IMPORTANT: Before UD release 2.2, the language specific lists of labels were in fact treebank-specific: for example, the two Finnish treebanks had separate lists of relation types, deprel.fi and deprel.fi_ftb, respectively. This is no longer supported. From the very beginning the UD policy is that all treebanks of one language adhere to the same language-specific guidelines. Therefore, all Finnish treebanks must now validate according to deprel.fi.

If there are no label lists for the language yet, it is possible to create the initial lists by collecting labels from the data. However, such lists must be carefully examined by a human before they are deployed! Obviously it would not make sense to look for erroneous labels in the data using label lists based on the same data. Here is an example of a Bash command that collects the language-specific relation subtypes from the DEPREL column:

cat *-ud-*.conllu | grep -P '^\d+\t' | cut -f8 | sort -u | grep ':'

Here is an example of a Bash (+Perl) command that collects the relations from the DEPS column. Note that it cannot know which subtypes are also allowed in the DEPREL column and which are used only in the enhanced representation. Only the latter should be listed in edeprel.xx.

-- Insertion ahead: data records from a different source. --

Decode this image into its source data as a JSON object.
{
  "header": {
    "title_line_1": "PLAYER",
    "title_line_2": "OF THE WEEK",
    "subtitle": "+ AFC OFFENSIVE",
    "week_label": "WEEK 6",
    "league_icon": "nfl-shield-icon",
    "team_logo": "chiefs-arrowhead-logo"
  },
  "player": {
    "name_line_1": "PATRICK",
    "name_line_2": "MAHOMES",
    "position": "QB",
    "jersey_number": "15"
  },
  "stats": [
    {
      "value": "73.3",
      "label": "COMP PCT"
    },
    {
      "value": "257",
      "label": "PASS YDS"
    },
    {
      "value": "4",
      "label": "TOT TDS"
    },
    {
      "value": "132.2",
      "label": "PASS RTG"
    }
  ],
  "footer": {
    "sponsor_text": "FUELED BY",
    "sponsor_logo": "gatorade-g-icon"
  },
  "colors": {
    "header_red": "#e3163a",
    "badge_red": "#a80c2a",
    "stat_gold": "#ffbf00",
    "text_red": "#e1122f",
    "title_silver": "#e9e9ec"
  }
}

cat *-ud-*.conllu | perl -CDS -e 'while(<>) { if(m/^[\d\.]+\t/) { @f=split(/\t/); @d=split(/\|/, $f[8]); foreach my $d (@d) { $d =~ s/^[\d\.]+://; $h{$d}++ } } } @k=sort(keys(%h)); foreach my $k (@k) { print $k, "\n"; }' | grep ':'

Since the v2.0 release, whitespace is allowed in the FORM and LEMMA fields under conditions specified here. This is supported in the validator through the UD-wide file data/tokens_w_space.ud and its language-specific variants data/tokens_w_space.xx. In these files, each line is a Python regular expression defining the permissible forms and lemmas that can contain a whitespace.

Content validation

For the v1.3 release, we have created an additional number of tests which try to uncover possible logical inconsistencies in the treebank data. Automatic validation runs for this syntax validation are available here. Unlike the data format and repository validation, this validation machinery is not streamlined enough to be distributed for offline use, therefore it is important to regularly push your data to the dev branch of the repository. (However, similar tests are now available in the Udapi tool.)

The tests are specified in the file gen_index/stests.yaml and rely on the query language of the SETS search interface.

Language-specific guidelines

Every language should have a set of language-specific guidelines at http://universaldependencies.org/. If there are multiple UD treebanks in one language, all should follow the same language-specific guidelines. It is common responsibility of the teams providing the treebanks to also provide the language-specific documentation.

There are guidelines specifying the requirements on language-specific documentation. Also see the general guidelines about how to contribute (which covers the conventions used in writing UD documentation, such as how to format examples).

Building the release

Documentation of the steps to be taken by the release task force is on a separate page.

Documentation of adding languages or treebanks by the maintenance crew is here.